In this 10-week, double-blind, fixed-dose study, elderly institutionalized patients with dementia and agitation were randomized (3:3:2) to quetiapine 200mg/day, 100mg/day, or placebo. The primary endpoint was change in Positive and Negative Syndrome Scale (PANSS)-Excitement Component (EC) scores at endpoint, analysed using last observation carried forward (LOCF) and observed cases (OC) approaches. Other efficacy measures were the Clinical Global Impression of Change (CGI-C), and response rates (percentage with > or =40% reduction [PANSS-EC]; "much" or "very much improved" [CGI-C]), Neuropsychiatric Inventory-Nursing Home version (NPI-NH), and Cohen-Mansfield Agitation Inventory (CMAI). The key safety measure was incidence of adverse events; change in Mini-Mental State Examination (MMSE) was also assessed. Baseline characteristics of 333 participants (quetiapine 200mg/day, n=117; quetiapine 100mg/day, n=124; placebo, n=92) and completion rates (63-65%) were comparable among groups. Compared with placebo, quetiapine 200mg/day was associated with clinically greater improvements in PANSS-EC (LOCF, p=0.065; OC, p=0.014 [ANCOVA]), CGI-C (LOCF, p=0.017; OC, p=0.002 [ANOVA]), and CGI-C response rates (LOCF, p=0.002; OC, p<0.001 [Chi-square test]). Quetiapine 100mg/day did not differentiate from placebo on these measures. There were no between-group differences in NPI-NH or CMAI. Incidences of cerebrovascular adverse events, postural hypotension, and falls were similar among groups. MMSE did not change in any group. Mortality was numerically higher in the quetiapine groups; rates were not statistically different from placebo. The results of this study suggest that quetiapine 200mg/day was effective and well-tolerated for treating agitation associated with dementia. However, caution should be exercised given the concerns regarding increased mortality with atypical antipsychotics in this vulnerable patient population.

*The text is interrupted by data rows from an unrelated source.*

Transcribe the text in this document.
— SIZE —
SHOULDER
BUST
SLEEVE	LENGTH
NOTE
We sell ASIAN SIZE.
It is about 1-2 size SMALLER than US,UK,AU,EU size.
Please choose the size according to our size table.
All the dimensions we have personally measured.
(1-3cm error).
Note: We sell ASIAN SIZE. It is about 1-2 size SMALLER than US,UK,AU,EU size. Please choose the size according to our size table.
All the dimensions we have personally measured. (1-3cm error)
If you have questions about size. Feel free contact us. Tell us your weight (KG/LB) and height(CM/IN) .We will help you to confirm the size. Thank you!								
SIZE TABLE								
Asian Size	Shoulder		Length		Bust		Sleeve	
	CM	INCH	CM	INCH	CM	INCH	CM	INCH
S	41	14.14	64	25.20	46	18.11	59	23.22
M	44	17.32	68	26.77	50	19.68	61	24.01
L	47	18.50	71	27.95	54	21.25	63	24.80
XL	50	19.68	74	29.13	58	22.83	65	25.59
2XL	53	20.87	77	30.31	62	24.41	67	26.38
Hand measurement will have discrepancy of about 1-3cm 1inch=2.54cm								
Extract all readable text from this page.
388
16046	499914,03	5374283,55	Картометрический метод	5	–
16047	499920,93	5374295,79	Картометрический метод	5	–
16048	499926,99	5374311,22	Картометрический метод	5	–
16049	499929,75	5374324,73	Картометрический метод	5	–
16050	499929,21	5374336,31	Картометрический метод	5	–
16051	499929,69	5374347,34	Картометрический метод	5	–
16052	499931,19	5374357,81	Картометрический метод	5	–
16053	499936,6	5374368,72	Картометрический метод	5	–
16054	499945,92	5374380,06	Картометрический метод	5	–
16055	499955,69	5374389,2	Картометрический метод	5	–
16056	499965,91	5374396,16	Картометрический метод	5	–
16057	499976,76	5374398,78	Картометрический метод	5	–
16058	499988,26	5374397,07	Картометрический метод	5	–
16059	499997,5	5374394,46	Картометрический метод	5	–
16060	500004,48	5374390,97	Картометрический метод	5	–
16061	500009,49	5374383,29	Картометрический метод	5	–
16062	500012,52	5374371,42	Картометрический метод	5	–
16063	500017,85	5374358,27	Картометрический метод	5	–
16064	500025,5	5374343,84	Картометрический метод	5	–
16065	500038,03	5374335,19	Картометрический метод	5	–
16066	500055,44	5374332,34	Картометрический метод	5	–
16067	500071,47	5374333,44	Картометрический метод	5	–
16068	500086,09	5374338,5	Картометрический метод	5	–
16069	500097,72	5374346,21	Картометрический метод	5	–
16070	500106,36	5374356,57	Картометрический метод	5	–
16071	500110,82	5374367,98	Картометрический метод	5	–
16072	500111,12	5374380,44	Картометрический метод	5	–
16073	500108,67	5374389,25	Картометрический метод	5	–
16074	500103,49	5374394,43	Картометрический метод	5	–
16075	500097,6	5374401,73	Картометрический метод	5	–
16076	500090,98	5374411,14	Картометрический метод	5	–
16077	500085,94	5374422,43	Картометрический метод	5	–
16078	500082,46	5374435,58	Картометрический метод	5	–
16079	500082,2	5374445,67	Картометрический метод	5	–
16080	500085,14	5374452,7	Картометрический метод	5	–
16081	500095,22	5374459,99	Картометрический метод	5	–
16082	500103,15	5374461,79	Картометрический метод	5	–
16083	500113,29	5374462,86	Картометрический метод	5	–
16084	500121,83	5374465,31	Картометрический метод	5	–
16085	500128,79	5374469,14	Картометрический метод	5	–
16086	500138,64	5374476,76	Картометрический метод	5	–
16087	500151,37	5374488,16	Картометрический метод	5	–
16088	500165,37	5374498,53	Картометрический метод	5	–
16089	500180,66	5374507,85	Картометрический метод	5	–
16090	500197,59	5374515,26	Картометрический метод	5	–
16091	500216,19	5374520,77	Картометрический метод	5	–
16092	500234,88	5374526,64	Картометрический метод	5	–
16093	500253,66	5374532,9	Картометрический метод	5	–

在这项为期10周的双盲、固定剂量研究中,患有痴呆和激越症状的老年住院患者被随机分组(3:3:2),分别接受每日200毫克喹硫平、每日100毫克喹硫平或安慰剂治疗。主要终点是终点时阳性与阴性症状量表(PANSS)-激越分量表(EC)得分的变化,采用末次观察结转(LOCF)和观察病例(OC)方法进行分析。其他疗效指标包括临床总体印象变化量表(CGI-C)、缓解率(PANSS-EC降低≥40%的百分比;CGI-C评定为“明显改善”或“非常明显改善”)、神经精神科问卷-养老院版(NPI-NH)以及科恩-曼斯菲尔德激越量表(CMAI)。关键安全指标是不良事件的发生率;同时也评估简易精神状态检查表(MMSE)的变化。333名参与者(每日200毫克喹硫平组,n = 117;每日100毫克喹硫平组,n = 124;安慰剂组,n = 92)的基线特征及各组完成率(63 - 65%)具有可比性。与安慰剂相比,每日200毫克喹硫平在PANSS-EC(LOCF,p = 0.065;OC,p = 0.014 [协方差分析])、CGI-C(LOCF,p = 0.017;OC,p = 0.002 [方差分析])以及CGI-C缓解率(LOCF,p = 0.002;OC,p < 0.001 [卡方检验])方面有更大的临床改善。每日100毫克喹硫平在这些指标上与安慰剂无差异。NPI-NH或CMAI在组间无差异。脑血管不良事件、体位性低血压和跌倒的发生率在各组间相似。任何组的MMSE均未改变。喹硫平组的死亡率在数值上更高;但与安慰剂组相比,差异无统计学意义。本研究结果表明,每日200毫克喹硫平治疗与痴呆相关的激越有效且耐受性良好。然而,鉴于该脆弱患者群体中使用非典型抗精神病药物会增加死亡率,应谨慎使用。